In line with previous versions of the standard HLI8, the HLI considered in this study was based on five individual components: smoking habits, alcohol intake, diet, physical activity, and adiposity. Refined statistical methods, e.g. using splines, could be used to combine the individual components into an outcome-specific HLI. Also, working with a refined categorization of these five components, including more descriptors, such as more refined information on smoking intensity or adiposity or a broader spectrum of dietary exposures, and/or including information on other lifestyle factors, such as quality of sleep39,40 or stress, might lead to more accurate assessments of the relationship between lifestyle and health-related outcomes. The evaluation conducted in this study relied on the EPIC cohort, where the study populations in the various countries were generally more health-conscious than their source populations.
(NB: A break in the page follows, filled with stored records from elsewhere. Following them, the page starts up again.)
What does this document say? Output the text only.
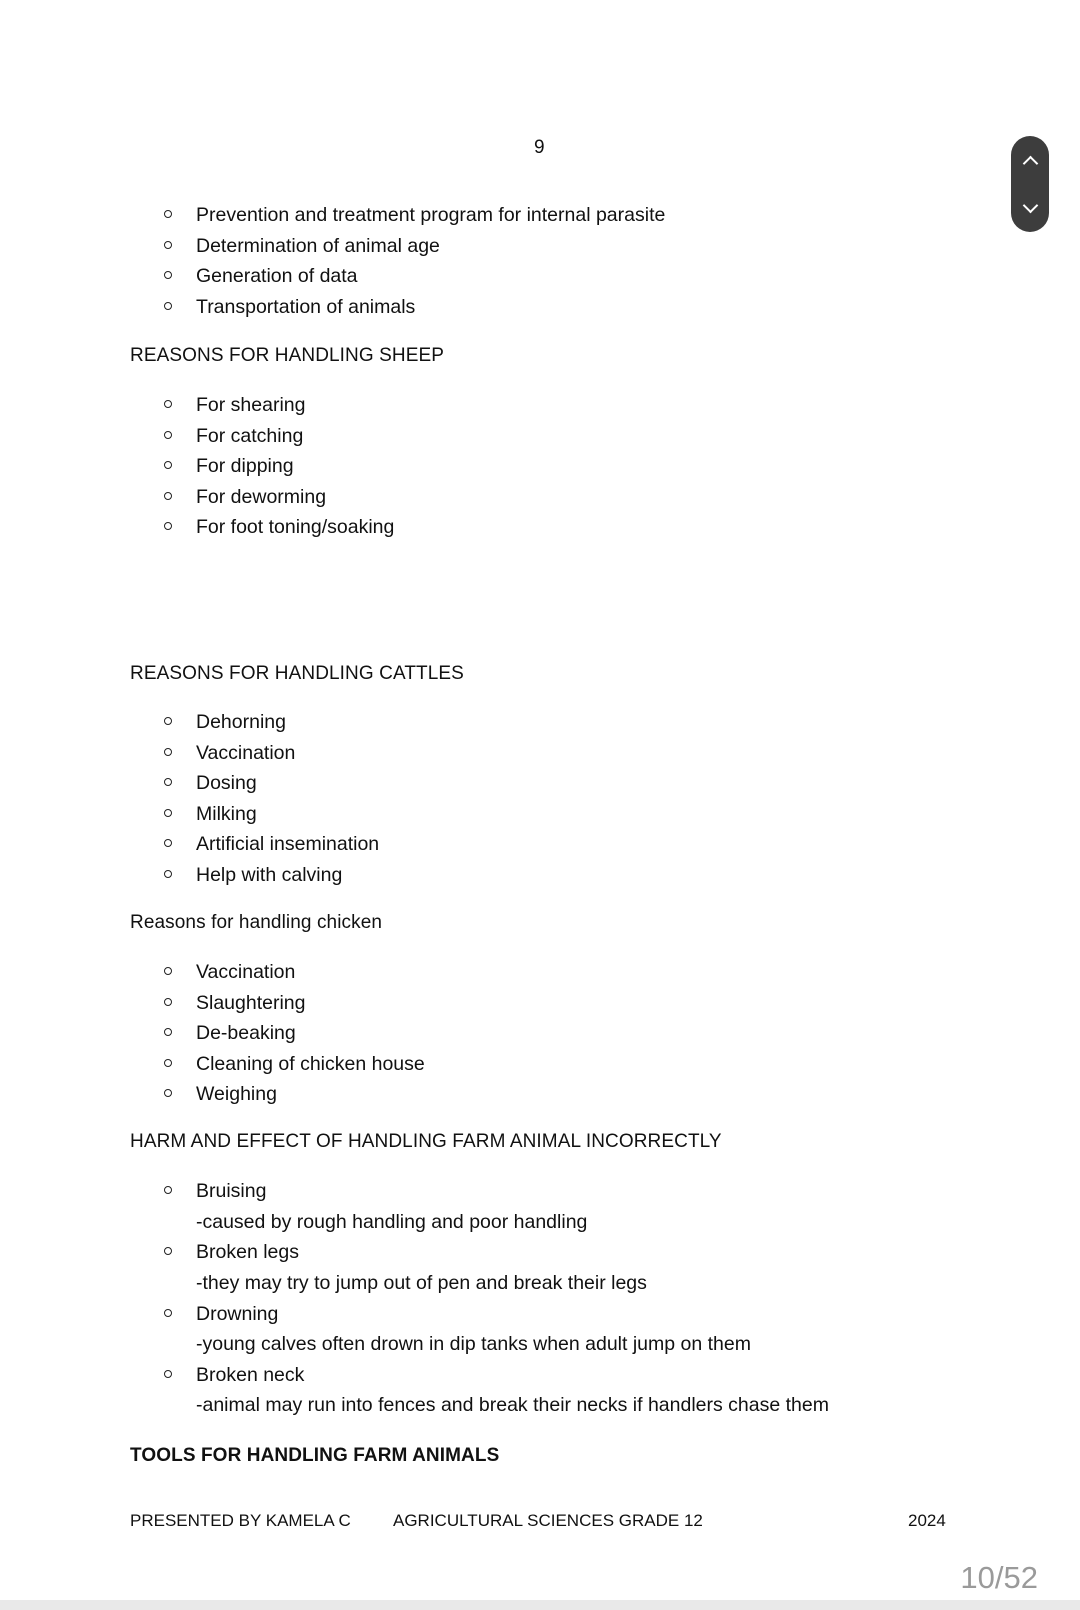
9
Prevention and treatment program for internal parasite
Determination of animal age
Generation of data
Transportation of animals
REASONS FOR HANDLING SHEEP
For shearing
For catching
For dipping
For deworming
For foot toning/soaking
REASONS FOR HANDLING CATTLES
Dehorning
Vaccination
Dosing
Milking
Artificial insemination
Help with calving
Reasons for handling chicken
Vaccination
Slaughtering
De-beaking
Cleaning of chicken house
Weighing
HARM AND EFFECT OF HANDLING FARM ANIMAL INCORRECTLY
Bruising
-caused by rough handling and poor handling
Broken legs
-they may try to jump out of pen and break their legs
Drowning
-young calves often drown in dip tanks when adult jump on them
Broken neck
-animal may run into fences and break their necks if handlers chase them
TOOLS FOR HANDLING FARM ANIMALS
PRESENTED BY KAMELA C AGRICULTURAL SCIENCES GRADE 12	2024
10/52
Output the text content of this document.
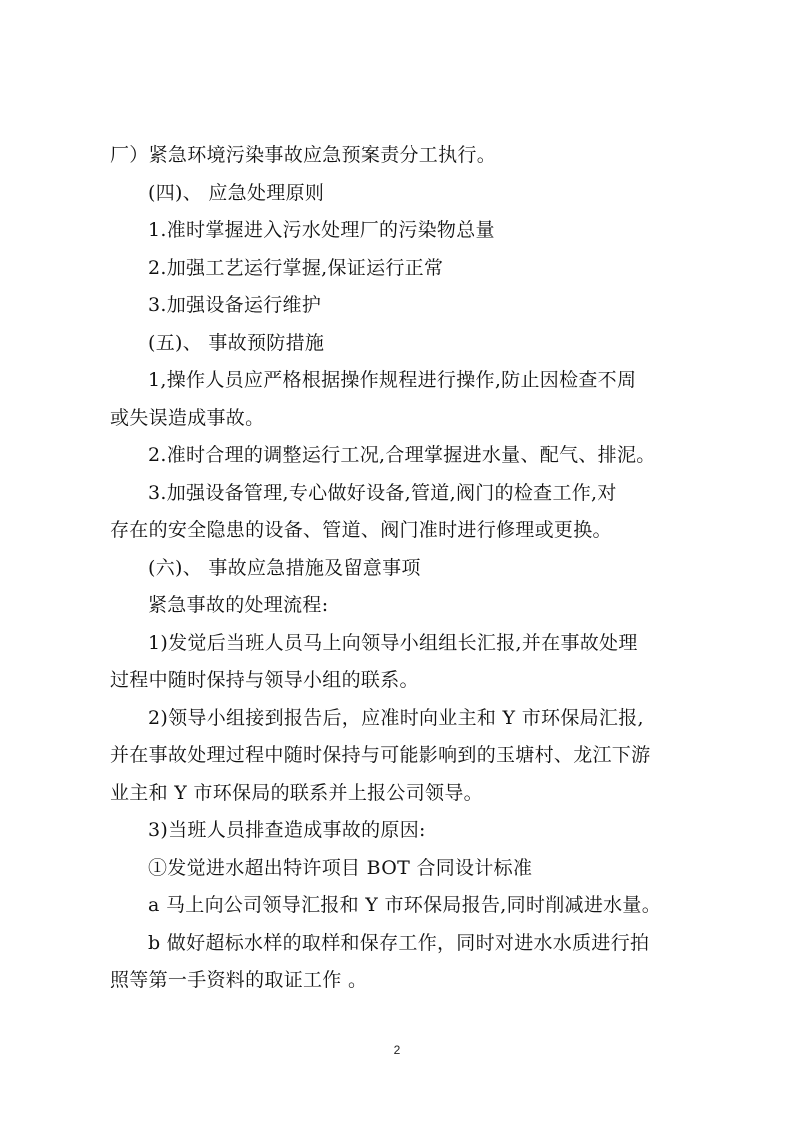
厂）紧急环境污染事故应急预案责分工执行。
(四)、 应急处理原则
1.准时掌握进入污水处理厂的污染物总量
2.加强工艺运行掌握,保证运行正常
3.加强设备运行维护
(五)、 事故预防措施
1,操作人员应严格根据操作规程进行操作,防止因检查不周
或失误造成事故。
2.准时合理的调整运行工况,合理掌握进水量、配气、排泥。
3.加强设备管理,专心做好设备,管道,阀门的检查工作,对
存在的安全隐患的设备、管道、阀门准时进行修理或更换。
(六)、 事故应急措施及留意事项
紧急事故的处理流程:
1)发觉后当班人员马上向领导小组组长汇报,并在事故处理
过程中随时保持与领导小组的联系。
2)领导小组接到报告后，应准时向业主和 Y 市环保局汇报,
并在事故处理过程中随时保持与可能影响到的玉塘村、龙江下游
业主和 Y 市环保局的联系并上报公司领导。
3)当班人员排查造成事故的原因:
①发觉进水超出特许项目 BOT 合同设计标准
a 马上向公司领导汇报和 Y 市环保局报告,同时削减进水量。
b 做好超标水样的取样和保存工作，同时对进水水质进行拍
照等第一手资料的取证工作 。
2
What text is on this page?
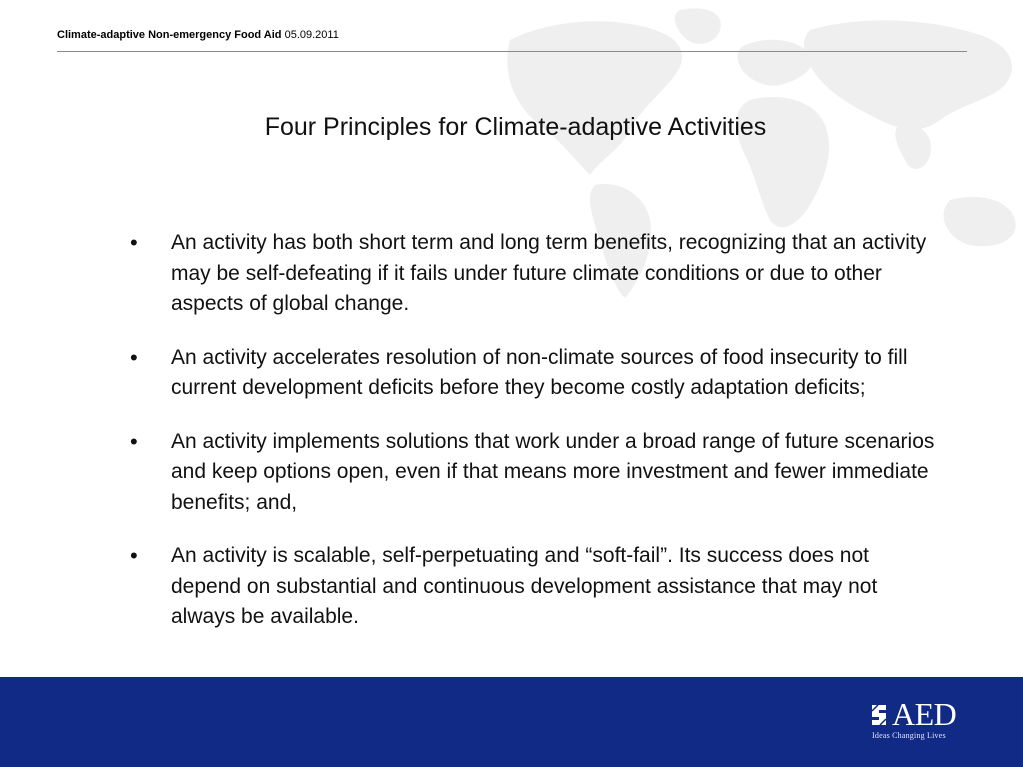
Climate-adaptive Non-emergency Food Aid 05.09.2011
Four Principles for Climate-adaptive Activities
• An activity has both short term and long term benefits, recognizing that an activity may be self-defeating if it fails under future climate conditions or due to other aspects of global change.
• An activity accelerates resolution of non-climate sources of food insecurity to fill current development deficits before they become costly adaptation deficits;
• An activity implements solutions that work under a broad range of future scenarios and keep options open, even if that means more investment and fewer immediate benefits; and,
• An activity is scalable, self-perpetuating and “soft-fail”. Its success does not depend on substantial and continuous development assistance that may not always be available.
AED
Ideas Changing Lives
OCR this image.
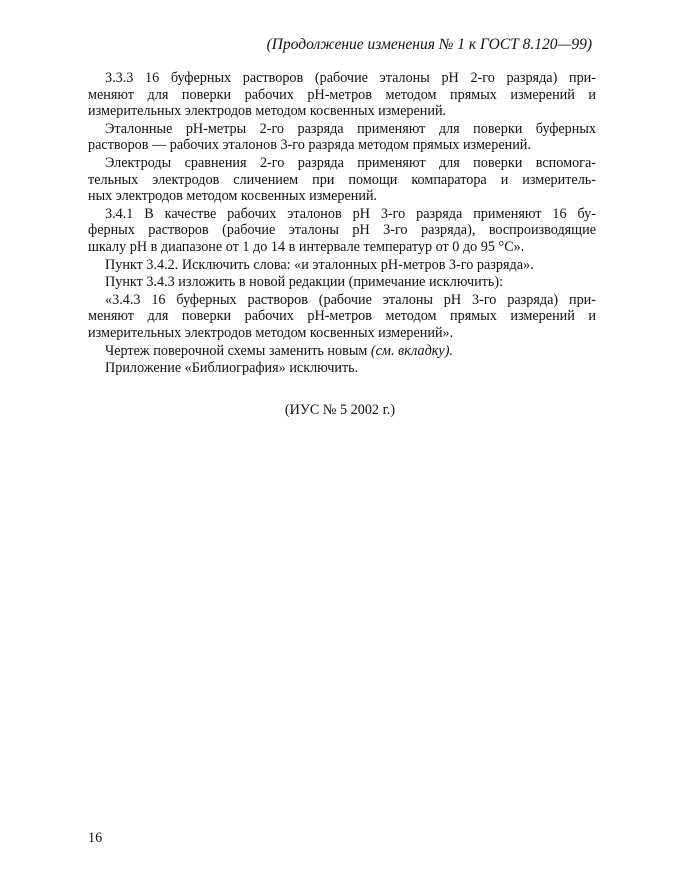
(Продолжение изменения № 1 к ГОСТ 8.120—99)
3.3.3 16 буферных растворов (рабочие эталоны pH 2-го разряда) при-
меняют для поверки рабочих pH-метров методом прямых измерений и
измерительных электродов методом косвенных измерений.
Эталонные pH-метры 2-го разряда применяют для поверки буферных
растворов — рабочих эталонов 3-го разряда методом прямых измерений.
Электроды сравнения 2-го разряда применяют для поверки вспомога-
тельных электродов сличением при помощи компаратора и измеритель-
ных электродов методом косвенных измерений.
3.4.1 В качестве рабочих эталонов pH 3-го разряда применяют 16 бу-
ферных растворов (рабочие эталоны pH 3-го разряда), воспроизводящие
шкалу pH в диапазоне от 1 до 14 в интервале температур от 0 до 95 °С».
Пункт 3.4.2. Исключить слова: «и эталонных pH-метров 3-го разряда».
Пункт 3.4.3 изложить в новой редакции (примечание исключить):
«3.4.3 16 буферных растворов (рабочие эталоны pH 3-го разряда) при-
меняют для поверки рабочих pH-метров методом прямых измерений и
измерительных электродов методом косвенных измерений».
Чертеж поверочной схемы заменить новым (см. вкладку).
Приложение «Библиография» исключить.
(ИУС № 5 2002 г.)
16
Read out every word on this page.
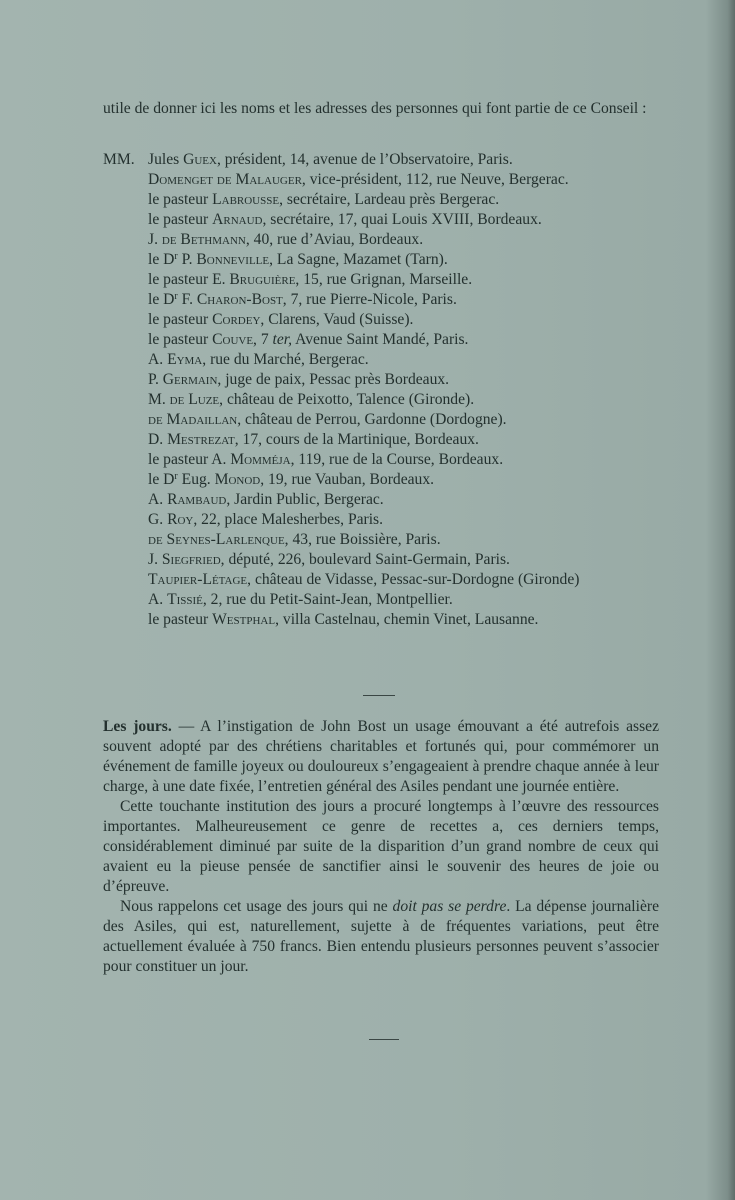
utile de donner ici les noms et les adresses des personnes qui font partie de ce Conseil :

MM. Jules Guex, président, 14, avenue de l’Observatoire, Paris.

Domenget de Malauger, vice-président, 112, rue Neuve, Bergerac.

le pasteur Labrousse, secrétaire, Lardeau près Bergerac.

le pasteur Arnaud, secrétaire, 17, quai Louis XVIII, Bordeaux.

J. de Bethmann, 40, rue d’Aviau, Bordeaux.

le $D^r$ P. Bonneville, La Sagne, Mazamet (Tarn).

le pasteur E. Bruguière, 15, rue Grignan, Marseille.

le $D^r$ F. Charon-Bost, 7, rue Pierre-Nicole, Paris.

le pasteur Cordey, Clarens, Vaud (Suisse).

le pasteur Couve, 7 ter, Avenue Saint Mandé, Paris.

A. Eyma, rue du Marché, Bergerac.

P. Germain, juge de paix, Pessac près Bordeaux.

M. de Luze, château de Peixotto, Talence (Gironde).

de Madaillan, château de Perrou, Gardonne (Dordogne).

D. Mestrezat, 17, cours de la Martinique, Bordeaux.

le pasteur A. Momméja, 119, rue de la Course, Bordeaux.

le $D^r$ Eug. Monod, 19, rue Vauban, Bordeaux.

A. Rambaud, Jardin Public, Bergerac.

G. Roy, 22, place Malesherbes, Paris.

de Seynes-Larlenque, 43, rue Boissière, Paris.

J. Siegfried, député, 226, boulevard Saint-Germain, Paris.

Taupier-Létage, château de Vidasse, Pessac-sur-Dordogne (Gironde)

A. Tissié, 2, rue du Petit-Saint-Jean, Montpellier.

le pasteur Westphal, villa Castelnau, chemin Vinet, Lausanne.

Les jours. — A l’instigation de John Bost un usage émouvant a été autrefois assez souvent adopté par des chrétiens charitables et fortunés qui, pour commémorer un événement de famille joyeux ou douloureux s’engageaient à prendre chaque année à leur charge, à une date fixée, l’entretien général des Asiles pendant une journée entière.

Cette touchante institution des jours a procuré longtemps à l’œuvre des ressources importantes. Malheureusement ce genre de recettes a, ces derniers temps, considérablement diminué par suite de la disparition d’un grand nombre de ceux qui avaient eu la pieuse pensée de sanctifier ainsi le souvenir des heures de joie ou d’épreuve.

Nous rappelons cet usage des jours qui ne doit pas se perdre. La dépense journalière des Asiles, qui est, naturellement, sujette à de fréquentes variations, peut être actuellement évaluée à 750 francs. Bien entendu plusieurs personnes peuvent s’associer pour constituer un jour.
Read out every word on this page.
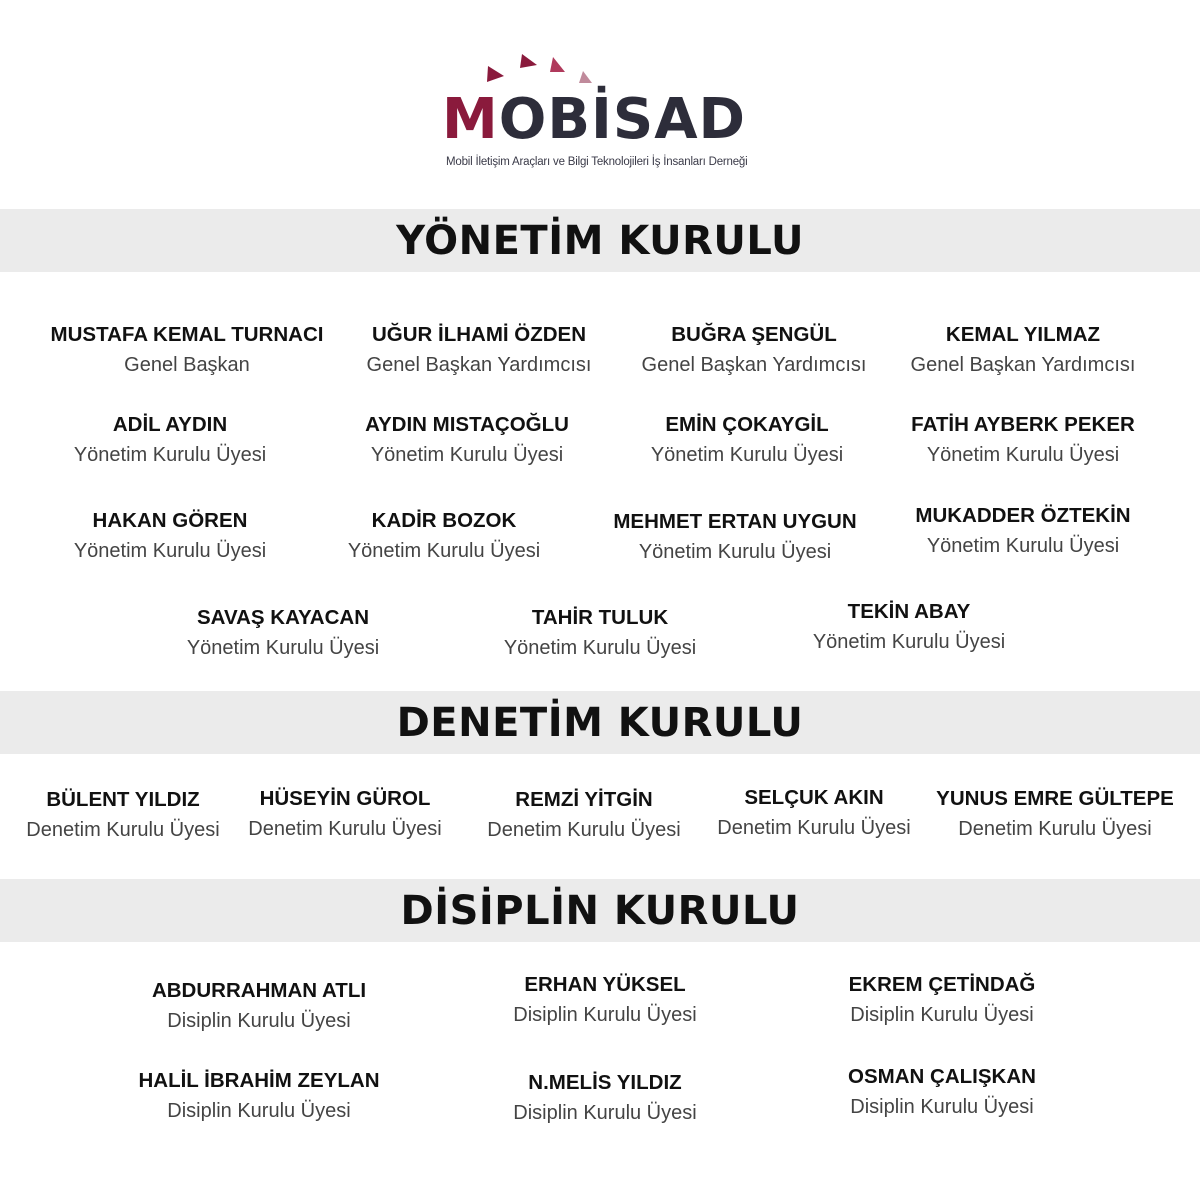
MOBİSAD
Mobil İletişim Araçları ve Bilgi Teknolojileri İş İnsanları Derneği
YÖNETİM KURULU
MUSTAFA KEMAL TURNACI
Genel Başkan
UĞUR İLHAMİ ÖZDEN
Genel Başkan Yardımcısı
BUĞRA ŞENGÜL
Genel Başkan Yardımcısı
KEMAL YILMAZ
Genel Başkan Yardımcısı
ADİL AYDIN
Yönetim Kurulu Üyesi
AYDIN MISTAÇOĞLU
Yönetim Kurulu Üyesi
EMİN ÇOKAYGİL
Yönetim Kurulu Üyesi
FATİH AYBERK PEKER
Yönetim Kurulu Üyesi
HAKAN GÖREN
Yönetim Kurulu Üyesi
KADİR BOZOK
Yönetim Kurulu Üyesi
MEHMET ERTAN UYGUN
Yönetim Kurulu Üyesi
MUKADDER ÖZTEKİN
Yönetim Kurulu Üyesi
SAVAŞ KAYACAN
Yönetim Kurulu Üyesi
TAHİR TULUK
Yönetim Kurulu Üyesi
TEKİN ABAY
Yönetim Kurulu Üyesi
DENETİM KURULU
BÜLENT YILDIZ
Denetim Kurulu Üyesi
HÜSEYİN GÜROL
Denetim Kurulu Üyesi
REMZİ YİTGİN
Denetim Kurulu Üyesi
SELÇUK AKIN
Denetim Kurulu Üyesi
YUNUS EMRE GÜLTEPE
Denetim Kurulu Üyesi
DİSİPLİN KURULU
ABDURRAHMAN ATLI
Disiplin Kurulu Üyesi
ERHAN YÜKSEL
Disiplin Kurulu Üyesi
EKREM ÇETİNDAĞ
Disiplin Kurulu Üyesi
HALİL İBRAHİM ZEYLAN
Disiplin Kurulu Üyesi
N.MELİS YILDIZ
Disiplin Kurulu Üyesi
OSMAN ÇALIŞKAN
Disiplin Kurulu Üyesi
We could not account for other major chronic diseases that could affect observed associations with our outcomes of interest because of a lack of such information in EPIC. For example, chronic obstructive pulmonary disease (COPD) frequently co-occurs with CVD and share tobacco smoking as a main risk factor41. These potential limitations were acknowledged, yet they were unlikely to affect the main conclusions of the study, which were corroborated by the evidence of our theoretical results under simple linear causal models.

Conclusions

The assessment of the relationship between a holistic composite score reflecting adherence to healthy lifestyle behaviors and the risk of disease and mortality could be improved by utilizing outcome-specific versions of the HLI. Standard HLIs can lead to biased assessments of the public health burden attributable to unhealthy lifestyles. The development and validation of data-driven HLIs best predicting the occurrence of disease outcomes is instrumental for the assessment of lifestyle and disease risk associations and the generation of accurate public health recommendations.